If you paid a significant amount for work-related phone bills or internet expenses, or if you purchased costly equipment such as laptops, you might come out ahead financially by utilising this strategy.
Items costing less than $300 can have their entire purchase price deducted from their taxes in the year they are acquired. However, in order to properly account for their cost, goods that cost more than $300 need to be depreciated over their lifetime, and this must begin on the first day that they are utilised. If you buy a laptop tomorrow that costs $2,000, for example, you won't be able to deduct the full $2,000 on your taxes for this fiscal year. Since the average lifespan of a laptop is around two years, the most you may claim annually is $1,000. And if you only used it for three weeks out of the year, you could only claim a small fraction of that total price as a deduction.
Those of you who are fans of the 52 cent piece should also be aware that the ATO is cracking down this year on those who claim an excessive amount of their personal internet bill as being related to work-related expenses.
Because it is obvious that a lot of Australians spent the previous year sitting around watching Netflix on their couches, it is vitally important to make sure that you only claim the portion of your internet expenses that is relevant to your place of employment.
If your internet bill is, for example, $100 per month and therefore $1200 per year, "if you've been watching Netflix most of the time, we expect the deduction to be closer to zero than $1200," warns Loh.

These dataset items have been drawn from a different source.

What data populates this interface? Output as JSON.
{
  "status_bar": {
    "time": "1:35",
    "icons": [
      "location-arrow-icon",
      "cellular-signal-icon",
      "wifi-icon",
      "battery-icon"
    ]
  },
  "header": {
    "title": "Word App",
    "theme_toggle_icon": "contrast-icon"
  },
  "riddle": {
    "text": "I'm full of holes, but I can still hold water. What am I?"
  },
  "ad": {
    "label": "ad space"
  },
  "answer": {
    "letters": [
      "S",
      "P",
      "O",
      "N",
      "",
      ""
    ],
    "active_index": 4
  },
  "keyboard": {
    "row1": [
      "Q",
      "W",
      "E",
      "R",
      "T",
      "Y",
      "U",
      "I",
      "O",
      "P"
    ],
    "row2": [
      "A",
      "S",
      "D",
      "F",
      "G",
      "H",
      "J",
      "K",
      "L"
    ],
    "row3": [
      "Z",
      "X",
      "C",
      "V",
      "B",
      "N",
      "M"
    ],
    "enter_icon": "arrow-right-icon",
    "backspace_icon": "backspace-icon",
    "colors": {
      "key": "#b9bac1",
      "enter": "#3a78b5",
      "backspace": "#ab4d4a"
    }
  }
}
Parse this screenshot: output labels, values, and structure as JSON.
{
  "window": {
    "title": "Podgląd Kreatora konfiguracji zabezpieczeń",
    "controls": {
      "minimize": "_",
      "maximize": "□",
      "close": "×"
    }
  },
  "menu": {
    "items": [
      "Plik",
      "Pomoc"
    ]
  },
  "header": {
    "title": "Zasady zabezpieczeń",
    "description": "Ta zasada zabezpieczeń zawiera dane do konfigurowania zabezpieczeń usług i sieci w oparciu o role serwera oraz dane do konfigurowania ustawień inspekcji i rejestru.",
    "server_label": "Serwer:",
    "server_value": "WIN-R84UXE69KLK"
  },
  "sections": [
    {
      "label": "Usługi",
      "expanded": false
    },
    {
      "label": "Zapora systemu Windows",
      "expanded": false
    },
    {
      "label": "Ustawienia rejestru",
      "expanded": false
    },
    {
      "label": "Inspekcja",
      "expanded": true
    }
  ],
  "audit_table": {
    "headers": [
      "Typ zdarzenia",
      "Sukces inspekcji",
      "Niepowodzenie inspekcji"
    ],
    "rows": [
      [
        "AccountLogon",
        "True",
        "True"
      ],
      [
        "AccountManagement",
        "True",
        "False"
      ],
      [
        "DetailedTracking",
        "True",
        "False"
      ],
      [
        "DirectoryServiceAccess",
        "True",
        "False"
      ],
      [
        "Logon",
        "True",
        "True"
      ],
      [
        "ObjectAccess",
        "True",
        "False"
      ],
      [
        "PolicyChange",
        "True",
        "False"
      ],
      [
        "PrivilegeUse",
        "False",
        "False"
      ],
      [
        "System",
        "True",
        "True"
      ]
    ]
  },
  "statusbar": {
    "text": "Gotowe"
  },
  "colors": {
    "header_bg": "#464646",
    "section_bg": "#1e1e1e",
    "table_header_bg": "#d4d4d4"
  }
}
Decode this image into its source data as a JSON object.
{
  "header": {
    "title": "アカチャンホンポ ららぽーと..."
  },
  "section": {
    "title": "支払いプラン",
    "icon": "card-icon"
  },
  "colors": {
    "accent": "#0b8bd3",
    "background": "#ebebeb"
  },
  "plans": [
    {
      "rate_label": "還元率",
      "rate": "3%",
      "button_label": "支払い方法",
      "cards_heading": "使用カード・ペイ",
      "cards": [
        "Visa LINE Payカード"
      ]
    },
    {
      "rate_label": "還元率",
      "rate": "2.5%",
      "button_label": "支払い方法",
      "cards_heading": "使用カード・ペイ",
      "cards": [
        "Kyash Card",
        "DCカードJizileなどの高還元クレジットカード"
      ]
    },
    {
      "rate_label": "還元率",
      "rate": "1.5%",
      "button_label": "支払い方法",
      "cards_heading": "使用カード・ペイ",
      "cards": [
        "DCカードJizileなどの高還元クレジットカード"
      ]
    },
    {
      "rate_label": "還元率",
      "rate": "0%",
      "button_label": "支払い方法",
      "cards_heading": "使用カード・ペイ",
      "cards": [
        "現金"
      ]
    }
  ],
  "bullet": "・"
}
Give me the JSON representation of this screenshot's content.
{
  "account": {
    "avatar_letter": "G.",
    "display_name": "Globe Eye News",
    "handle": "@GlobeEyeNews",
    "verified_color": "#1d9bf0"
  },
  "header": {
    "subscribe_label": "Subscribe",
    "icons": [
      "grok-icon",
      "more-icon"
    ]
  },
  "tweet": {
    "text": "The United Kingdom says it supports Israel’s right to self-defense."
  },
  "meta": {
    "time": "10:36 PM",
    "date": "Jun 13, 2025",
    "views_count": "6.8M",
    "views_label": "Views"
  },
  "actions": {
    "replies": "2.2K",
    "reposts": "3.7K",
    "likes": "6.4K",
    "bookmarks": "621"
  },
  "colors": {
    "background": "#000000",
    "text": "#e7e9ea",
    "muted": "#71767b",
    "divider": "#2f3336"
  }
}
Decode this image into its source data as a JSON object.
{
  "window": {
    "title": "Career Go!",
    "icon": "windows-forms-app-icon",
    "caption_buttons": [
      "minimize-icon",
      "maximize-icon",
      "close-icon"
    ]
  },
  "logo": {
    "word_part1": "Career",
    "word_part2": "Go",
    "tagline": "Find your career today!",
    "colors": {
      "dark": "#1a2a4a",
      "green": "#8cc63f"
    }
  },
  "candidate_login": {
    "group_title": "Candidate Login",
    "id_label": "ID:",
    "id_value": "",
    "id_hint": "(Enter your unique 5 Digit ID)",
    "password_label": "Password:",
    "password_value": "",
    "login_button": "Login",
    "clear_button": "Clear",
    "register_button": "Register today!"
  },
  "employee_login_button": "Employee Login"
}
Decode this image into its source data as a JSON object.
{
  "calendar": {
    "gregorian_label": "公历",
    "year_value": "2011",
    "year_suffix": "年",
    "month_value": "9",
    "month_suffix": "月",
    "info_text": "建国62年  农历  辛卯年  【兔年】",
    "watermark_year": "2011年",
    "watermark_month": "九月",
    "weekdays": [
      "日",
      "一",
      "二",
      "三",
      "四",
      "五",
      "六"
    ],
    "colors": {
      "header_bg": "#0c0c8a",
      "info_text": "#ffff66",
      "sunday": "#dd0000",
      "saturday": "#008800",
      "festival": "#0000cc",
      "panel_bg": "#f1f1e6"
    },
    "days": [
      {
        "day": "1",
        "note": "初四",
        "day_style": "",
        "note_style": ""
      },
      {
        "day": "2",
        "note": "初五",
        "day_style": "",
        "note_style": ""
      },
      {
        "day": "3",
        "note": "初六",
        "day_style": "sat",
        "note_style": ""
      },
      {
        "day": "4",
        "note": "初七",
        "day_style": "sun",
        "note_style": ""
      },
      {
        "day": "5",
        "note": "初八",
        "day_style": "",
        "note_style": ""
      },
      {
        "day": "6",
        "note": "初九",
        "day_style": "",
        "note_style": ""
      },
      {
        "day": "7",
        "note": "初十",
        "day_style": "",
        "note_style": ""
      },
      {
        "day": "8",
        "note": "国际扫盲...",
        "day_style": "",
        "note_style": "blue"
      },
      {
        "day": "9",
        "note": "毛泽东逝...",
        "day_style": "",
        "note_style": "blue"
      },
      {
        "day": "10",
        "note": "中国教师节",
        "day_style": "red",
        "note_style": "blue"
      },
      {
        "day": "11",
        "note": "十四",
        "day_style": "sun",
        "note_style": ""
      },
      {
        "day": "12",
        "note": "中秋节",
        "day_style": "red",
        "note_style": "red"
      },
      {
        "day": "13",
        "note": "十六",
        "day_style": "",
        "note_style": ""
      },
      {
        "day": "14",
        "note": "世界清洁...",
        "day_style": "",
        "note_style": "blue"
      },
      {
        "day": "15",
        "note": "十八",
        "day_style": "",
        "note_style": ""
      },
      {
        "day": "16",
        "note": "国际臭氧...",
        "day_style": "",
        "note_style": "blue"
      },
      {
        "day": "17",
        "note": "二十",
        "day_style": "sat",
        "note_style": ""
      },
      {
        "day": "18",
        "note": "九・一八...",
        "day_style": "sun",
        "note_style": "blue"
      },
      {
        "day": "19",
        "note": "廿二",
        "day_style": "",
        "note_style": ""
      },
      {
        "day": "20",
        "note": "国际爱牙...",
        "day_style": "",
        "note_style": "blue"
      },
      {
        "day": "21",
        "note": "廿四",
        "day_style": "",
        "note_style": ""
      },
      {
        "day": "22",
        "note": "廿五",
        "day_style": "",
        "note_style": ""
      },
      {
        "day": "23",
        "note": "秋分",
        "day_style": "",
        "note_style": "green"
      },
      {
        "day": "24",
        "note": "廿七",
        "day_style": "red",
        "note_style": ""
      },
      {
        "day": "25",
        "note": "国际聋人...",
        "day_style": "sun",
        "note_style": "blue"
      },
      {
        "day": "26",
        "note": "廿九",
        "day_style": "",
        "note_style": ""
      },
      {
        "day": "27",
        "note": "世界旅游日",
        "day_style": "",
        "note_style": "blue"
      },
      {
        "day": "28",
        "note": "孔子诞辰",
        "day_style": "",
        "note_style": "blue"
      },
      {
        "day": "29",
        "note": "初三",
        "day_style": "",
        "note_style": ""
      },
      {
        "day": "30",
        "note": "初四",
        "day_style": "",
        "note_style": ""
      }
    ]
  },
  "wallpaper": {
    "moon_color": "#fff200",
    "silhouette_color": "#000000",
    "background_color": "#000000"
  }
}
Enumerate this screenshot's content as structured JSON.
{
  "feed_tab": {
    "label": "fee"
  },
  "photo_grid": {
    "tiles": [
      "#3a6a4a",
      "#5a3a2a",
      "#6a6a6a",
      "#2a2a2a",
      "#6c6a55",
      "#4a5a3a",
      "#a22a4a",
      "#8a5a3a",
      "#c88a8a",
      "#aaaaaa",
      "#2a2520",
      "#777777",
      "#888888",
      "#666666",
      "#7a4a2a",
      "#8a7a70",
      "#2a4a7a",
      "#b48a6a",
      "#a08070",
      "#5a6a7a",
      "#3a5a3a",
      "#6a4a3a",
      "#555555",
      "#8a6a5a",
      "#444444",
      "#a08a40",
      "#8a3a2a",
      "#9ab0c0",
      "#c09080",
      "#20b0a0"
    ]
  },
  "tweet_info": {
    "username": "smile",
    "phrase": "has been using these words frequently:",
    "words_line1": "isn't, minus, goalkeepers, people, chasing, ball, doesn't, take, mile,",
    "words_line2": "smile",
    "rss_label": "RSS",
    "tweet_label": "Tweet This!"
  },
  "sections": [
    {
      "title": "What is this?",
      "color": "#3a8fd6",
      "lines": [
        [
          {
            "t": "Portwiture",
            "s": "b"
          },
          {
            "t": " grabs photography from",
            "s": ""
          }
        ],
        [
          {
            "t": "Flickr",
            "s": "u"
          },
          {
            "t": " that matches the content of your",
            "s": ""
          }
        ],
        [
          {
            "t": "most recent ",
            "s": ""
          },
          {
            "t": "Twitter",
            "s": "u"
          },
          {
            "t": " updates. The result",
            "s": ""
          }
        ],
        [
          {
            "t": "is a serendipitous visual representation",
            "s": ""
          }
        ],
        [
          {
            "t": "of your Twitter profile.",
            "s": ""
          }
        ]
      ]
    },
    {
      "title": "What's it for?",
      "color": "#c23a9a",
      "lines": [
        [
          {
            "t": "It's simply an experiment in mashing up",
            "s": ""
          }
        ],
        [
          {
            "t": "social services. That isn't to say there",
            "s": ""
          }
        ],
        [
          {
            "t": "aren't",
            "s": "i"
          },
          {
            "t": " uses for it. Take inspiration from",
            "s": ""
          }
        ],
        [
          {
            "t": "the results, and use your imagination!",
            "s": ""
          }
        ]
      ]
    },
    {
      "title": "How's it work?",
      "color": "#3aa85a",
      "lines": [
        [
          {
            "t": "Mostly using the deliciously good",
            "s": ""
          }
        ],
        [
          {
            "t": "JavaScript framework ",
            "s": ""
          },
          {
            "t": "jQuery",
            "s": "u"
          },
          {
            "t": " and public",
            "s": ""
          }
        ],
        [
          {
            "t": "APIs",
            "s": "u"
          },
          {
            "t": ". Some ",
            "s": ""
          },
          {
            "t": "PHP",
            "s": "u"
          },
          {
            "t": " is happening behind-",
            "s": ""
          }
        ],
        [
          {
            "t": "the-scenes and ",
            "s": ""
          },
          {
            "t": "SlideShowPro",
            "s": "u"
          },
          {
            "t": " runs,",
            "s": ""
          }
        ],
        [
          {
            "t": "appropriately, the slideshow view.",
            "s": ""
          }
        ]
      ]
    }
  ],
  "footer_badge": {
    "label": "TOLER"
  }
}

When there are numerous persons in a household working from home, you need to be sure to divide up the resources appropriately so that everyone gets their fair share. It's possible for things to grow confusing.
Loh cautions that in addition to having a "dedicated workplace" in your home, one is need to employ the 52 cent approach. It is not necessary for there to be a separate space for this, but my dining table is not considered part of this.
"It must be a location that is reserved exclusively for business-related activities." It can't be the living room since there's a TV there, and someone else is watching Netflix. " If you don't have a designated area to work in like I have, the shortcut technique is your only real alternative.
When it comes to purchasing devices, Loh also cautions against combining personal and professional needs in the same transaction.
If you have high-end headphones, you probably won't use them for work the majority of the time. Instead, you'll want to use them for entertainment as well, which means you can't deduct the full cost of the headphones from your taxes. Therefore, it is essential that it be rational.
People who have already invested money into outfitting a specific space in their home for use as a work-from-home office may want to investigate the ATO's third option, known as the "real method." Unfortunately, this one is challenging and requires careful record-keeping in order to determine the true expenses of usage for everything, including power, lighting, and heating.
According to Loh, it is "quite an intense procedure," and Chapman warns that it comes with "potentially onerous substantiation requirements." Therefore, if you are interested in this strategy, it may be something that you should discuss with a tax professional.
If your home office is used exclusively and regularly for business purposes, you may be able to deduct a portion of your home-related expenses, such as mortgage interest, property taxes, homeowners insurance and some utilities.
You can claim 52c per hour you work from home. Plus, you can separately claim the work-related portion of your phone, internet, computer depreciation and other expenses.